De bevordering van de mensenrechten maakt deel uit van het regeringsbeleid van Qatar maar de realisaties volgen zeer geleidelijk. Er is dus nog ruimte voor verbetering, ook wat betreft de vrijheid van meningsuiting.

Zoals u weet zijn de bescherming en de bevordering van de mensenrechten een prioriteit voor mij in het Belgisch buitenlands beleid. Ik ben ervan overtuigd dat een confronterende aanpak niet de beste manier is om de mensenrechten in Qatar te bevorderen. En uiteindelijk gaat het daar toch om: vooruitgang boeken op het terrein. In dit verband wens ik te wijzen op het Europese unie (EU) Strategisch Kader en Actieplan Mensenrechten dat de Raad Buitenlandse Zaken op 25 juni 2012 heeft aangenomen.

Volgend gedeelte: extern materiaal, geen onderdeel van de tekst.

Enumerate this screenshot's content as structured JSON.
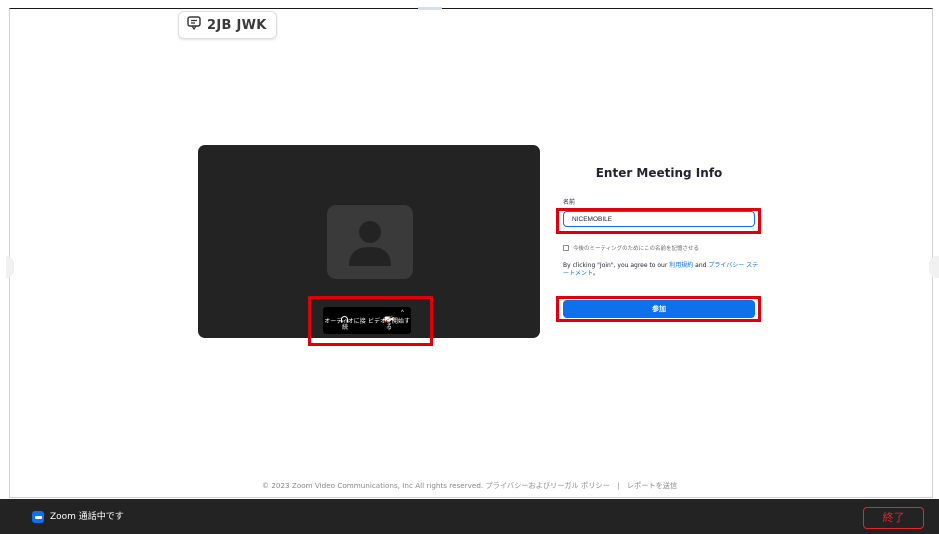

Daarin stelt de EU en ik citeer: “De EU zal de mensenrechten centraal stellen in haar betrekkingen met derde landen, ook haar strategische partners. Stevig gevestigd op universele normen, zal het mensenrechtenbeleid van de EU zorgvuldig worden afgestemd op de situatie van elk land … De EU zal altijd streven naar een constructieve omgang met derde landen. De EU hanteert met andere woorden een ‘tailor-made approach”.

U kunt trouwens toch bezwaarlijk Qatar vergelijken met landen zoals Iran of Noord-Korea.

Constructief dialoog met Qatar, alsook economische betrekkingen en people-to-people contacten, kunnen dus bijdragen aan een verbetering van de mensenrechtensituatie. Zoals u weet blijven de VS, Japan en India de doodstraf toe te passen, wat wij sterk betreuren. Wil dit zeggen dat wij niet meer met die landen mogen spreken en samenwerken totdat zij hun beleid veranderen?

Tot slot wil ik er u op wijzen dat er niet zoiets bestaat als een “internationaal verdrag van de rechten van de mens”. Er bestaat wel een universele verklaring alsook een internationaal verdrag inzake burgerlijke en politieke rechten, waarbij Qatar helaas nog geen verdragspartij is. België en de EU bepleiten dat Qatar zou overgaan tot de ratificatie van dit verdrag.